Fisco, sulla casa aumenta la Tasi, verso l’aliquota al 3 per mille

IucIl Fisco non ha pace sulla casa. A finire nella tormenta delle decisioni mai definitive è la Tasi, la componente sui servizi indivisibili dei Comuni della nuova Iuc, introdotta dalla legge di Stabilità, la cui aliquota, per ora solo negli annunci, continua a vorticare tra cifre poco chiare e balletti sui massimali che si rincorrono e smentiscono. L’unica certezza sarà l’aumento rispetto a quanto deciso in un primo momento. E le ultime “conferme” sembrano attestare l’aliquota al 3 per mille. Su questa la decisione sarebbe arrivata a termine la partita a braccio di ferro tra il ministero del Tesoro, i partiti della maggioranza e i sindaci italiani. Lo strumento tecnico sarà un emendamento del governo al decreto legge cosiddetto “Imu-Bankitalia” (quello con cui si è abolita la seconda rata dell’imposta municipale unica sulla prima casa per il 2013), in arrivo mercoledì al Senato, che dovrebbe permettere ai sindaci di alzare l’aliquota base sulla prima casa – fissata al 2,5 per mille – di un ulteriore mezzo punto. Quindi la Tasi dovrebbe essere potrebbe essere aumentata fino al 3 per mille, e non al 3.5 come raccontato dalle prime indiscrezioni e come continua a chiedere con forza l’Anci. Per le seconde case il tetto dovrebbe salire dal 10.6 per mille all’11.1 per mille. In termini concreti, si spera di recuperare recuperare 1,4 miliardi di euro per i Comuni, che si andranno ada aggiungere ai 500 milioni già stanziati dalla legge di stabilità, per permettere detrazioni più generose per le famiglie in difficoltà, per una media di circa 150 euro ad abitazione.

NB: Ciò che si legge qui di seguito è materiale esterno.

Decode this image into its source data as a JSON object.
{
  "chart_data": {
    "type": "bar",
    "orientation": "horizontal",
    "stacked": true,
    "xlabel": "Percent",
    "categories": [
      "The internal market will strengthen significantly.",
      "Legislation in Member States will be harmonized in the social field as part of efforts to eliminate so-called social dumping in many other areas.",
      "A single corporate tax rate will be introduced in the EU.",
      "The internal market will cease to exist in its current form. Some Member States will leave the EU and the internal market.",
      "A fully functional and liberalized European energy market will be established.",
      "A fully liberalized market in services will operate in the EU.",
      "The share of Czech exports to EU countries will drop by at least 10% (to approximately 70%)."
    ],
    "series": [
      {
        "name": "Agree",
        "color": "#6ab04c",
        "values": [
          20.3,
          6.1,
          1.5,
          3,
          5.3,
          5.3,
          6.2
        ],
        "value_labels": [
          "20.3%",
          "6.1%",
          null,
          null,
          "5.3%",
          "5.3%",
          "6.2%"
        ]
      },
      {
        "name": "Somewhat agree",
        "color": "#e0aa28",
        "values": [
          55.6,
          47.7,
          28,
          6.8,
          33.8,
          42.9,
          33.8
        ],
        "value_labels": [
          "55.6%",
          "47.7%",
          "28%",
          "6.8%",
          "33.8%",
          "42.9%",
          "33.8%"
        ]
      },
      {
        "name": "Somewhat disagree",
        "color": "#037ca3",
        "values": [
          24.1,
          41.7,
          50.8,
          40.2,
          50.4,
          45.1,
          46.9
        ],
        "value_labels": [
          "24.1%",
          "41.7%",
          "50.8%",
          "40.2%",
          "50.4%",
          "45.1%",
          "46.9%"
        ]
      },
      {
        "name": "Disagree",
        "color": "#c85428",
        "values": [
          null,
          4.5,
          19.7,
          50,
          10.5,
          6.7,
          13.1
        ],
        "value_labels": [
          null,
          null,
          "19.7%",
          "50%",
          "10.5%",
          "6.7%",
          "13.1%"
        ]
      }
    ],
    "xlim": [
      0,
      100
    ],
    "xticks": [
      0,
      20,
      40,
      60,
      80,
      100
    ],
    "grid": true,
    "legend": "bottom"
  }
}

Con l’inizio dell’anno nuovo però – anche se la questione Imu sembra ormai definitivamente abbandonata (restano gli oneri del mini-conguaglio del 40% della differenza tra le aliquote comunali e l’aliquota base fissata dal governo, che solo su questa ha garantito l’abolizione della seconda rata) – la tassazione sulla casa continua a riaprire dibattiti e polemiche politiche, e a far sprofondare nell’incertezza i contribuenti e finanche gli esperti fiscali che dovrebbero aiutarli, figlia dello scontro tra esecutivo centrale e amministratori locali. Perché durante il dibattito sull’approvazione della legge di Stabilità in parlamento, i sindaci avevano alzato barricate contro i nuovi profili della Iuc. Minacciavano catastrofi finanziarie per le casse dei Comuni senza più risorse. E il governo si era impegnato a intervenire per aumentare le possibilità di detrazione a favore delle famiglie numerose o in condizioni economicamente svantaggiate. E proprio a questo scopo sembra adesso che la Tasi, nata per coprire i costi sopportati dai Comuni per la fornitura dei servizi indivisibili, ma basata nei fatti sugli immobili, sarà destinata presto a salire. Naturalmente la scelta è rimessa ai singoli, purché utilizzino il gettito ulteriore per i bonus alle famiglie e non per latri scopi. Ma viste le ristrettezze dei bilanci degli enti locali, c’è da credere che tanti sindaci non si lasceranno sfuggire la ghiotta occasione. Una decisione possibile che vede una reazione durissima da parte delle organizzazioni di rappresentanza come la Confedilizia. “La legge di stabilità è costellata di finanziamenti agli Enti locali, dal trasporto pubblico agli edifici scolastici: ma di questo non si tiene conto, la casa deve comunque essere spremuta. Questo comportamento è sconfortante, la tassazione immobiliare supera già i 2 punti di Pil”, ha dichiarato il presidente di Confedilizia, Corrado Sforza Fogliani.

Il paradosso è che nonostante i proclami, e i malumori sempre più forti nel centrodestra, il nuovo sistema di tassazione Tasi-Iuc potrebbe sottrarre dalle tasche dei proprietari di immobili italiani più di quanto non facesse la vecchia e vituperata Imu, e consentire detrazioni minori. Secondo Confedilizia, nel 2014 il gettito della tassazione Iuc supererà i 28 miliardi, contro i 20 miliardi di gettito Imu del 2013. Ma l’Imu, bisogna ricordarlo, non è scomparsa del tutto. Il 24 gennaio, salvo modifiche ulteriori, scadranno i termini per i pagamenti del miniconguaglio nei circa 2.500 Comuni che hanno alzato l’aliquota standard nel 2013. E resta fermo il pagamento dell’imposta per le case di lusso e le seconde case. Scadenza il 16 gennaio.